Someone whose political views are unusually well-informed and reliable messaged me this morning. “Cruel, cruel Conservatives! Sir Andrew D very good on it on Today. Cost needs to be socialised not put on individuals like this."

And he’s right. It’s not just social care which is at risk. Henry Marsh is an eminent neurosurgeon. His book, Admissions – a life in brain surgery, was published a fortnight ago. He retired from the NHS in 2015. In today’s reading he recounted a day’s operating list, of whom the fourth was a lady with diabetes. It revealed the unsustainable pressure that “efficiency” and “targets” have increasingly imposed on the service. The result for one patient was fatal, and for one operating team clearly traumatic. The episode ended with him breaking the news to the family:

‘… I wanted to scream to high heaven that it was not my fault that her blood sugar level had not been checked upon admission, that none of the junior doctors had checked her over, that the anaesthetists had not realised this. It was not my fault that we were bringing patients into the hospital in such a hurry that they were not being properly assessed. I thought of the army of managers who ran the hospital and their political masters who were no less responsible than I was and who would all be sleeping comfortably in their beds tonight, perhaps dreaming of government targets and away days in country house hotels and who rarely if ever had to talk to patients or their relatives. Why should I have to shoulder the responsibility for the whole damn hospital like this when I had so little say in how it is run? Why should I have to apologise? Was it my fault that the ship was sinking? But I kept these thoughts to myself and told them how utterly sorry I was that she was going to die and that I had failed to save her. They listened to me in silence, fighting back their tears. “Thank you, doctor,” one of them said to me, eventually.’

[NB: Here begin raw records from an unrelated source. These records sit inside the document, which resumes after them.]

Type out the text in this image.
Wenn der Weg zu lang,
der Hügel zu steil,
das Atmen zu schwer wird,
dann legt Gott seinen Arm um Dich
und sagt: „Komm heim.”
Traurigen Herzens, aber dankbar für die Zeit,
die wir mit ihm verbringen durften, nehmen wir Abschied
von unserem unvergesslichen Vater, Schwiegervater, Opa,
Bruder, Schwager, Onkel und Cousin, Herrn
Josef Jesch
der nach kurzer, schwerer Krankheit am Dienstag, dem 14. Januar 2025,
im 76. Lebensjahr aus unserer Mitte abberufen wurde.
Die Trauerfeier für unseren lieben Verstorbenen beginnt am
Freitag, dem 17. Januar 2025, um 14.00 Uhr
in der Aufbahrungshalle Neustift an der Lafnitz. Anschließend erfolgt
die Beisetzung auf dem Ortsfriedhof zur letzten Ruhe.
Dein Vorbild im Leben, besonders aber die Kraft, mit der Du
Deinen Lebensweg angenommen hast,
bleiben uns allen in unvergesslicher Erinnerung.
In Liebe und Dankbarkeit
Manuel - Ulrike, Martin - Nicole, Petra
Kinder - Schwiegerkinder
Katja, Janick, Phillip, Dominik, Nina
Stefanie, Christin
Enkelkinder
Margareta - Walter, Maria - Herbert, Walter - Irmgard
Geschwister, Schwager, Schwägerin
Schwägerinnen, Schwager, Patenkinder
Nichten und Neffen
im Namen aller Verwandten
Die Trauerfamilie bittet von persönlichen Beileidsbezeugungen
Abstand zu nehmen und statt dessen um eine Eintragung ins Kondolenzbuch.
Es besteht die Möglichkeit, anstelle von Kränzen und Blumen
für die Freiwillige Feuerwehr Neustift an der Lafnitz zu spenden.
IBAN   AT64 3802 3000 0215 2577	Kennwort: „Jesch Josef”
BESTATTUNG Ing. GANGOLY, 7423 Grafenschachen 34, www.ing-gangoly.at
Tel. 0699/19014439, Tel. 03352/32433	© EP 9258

It happened last night that a group of us were enjoying each other’s company in my favourite coffee shop, the Cornerstone Café in Grove. We were talking about the questions we’d like to put to candidates in our local hustings on 1st June, and I found myself concluding that Labour was more likely to provide adequately both for health and social care – and more surprisingly that their financial plans were not as daft as the corporate media would have us believe. Nationalising utilities does not increase national debt, in that they become national assets, like a house (or recovering the family silver). Borrowing for investment when interest rates are at an all-time low makes good sense. Raising tax revenues from corporations and the wealthiest 5% in society doesn’t wholly work only if those firms and individuals decide they don’t want to contribute to the common good and set about avoiding or evading their share. Sir Andrew’s comment about the social care proposals is relevant. 'Mr Dilnot said he was “very disappointed” by the proposals in the manifesto. “Not personally. I feel very disappointed for all of us – the millions of people who are very, very anxious about this,” he added.'

I guess that’s what all of us have to decide, captains of industry, the comfortably off, those with no jobs and those who depend on benefits and food banks - and everyone in between. Will we care about the millions or will we care just about ourselves? It’s all too easy to think, “I’m all right, Jack. The rest can go hang.” The issues are really too important to be reduced to schoolyard name-calling and character assassination.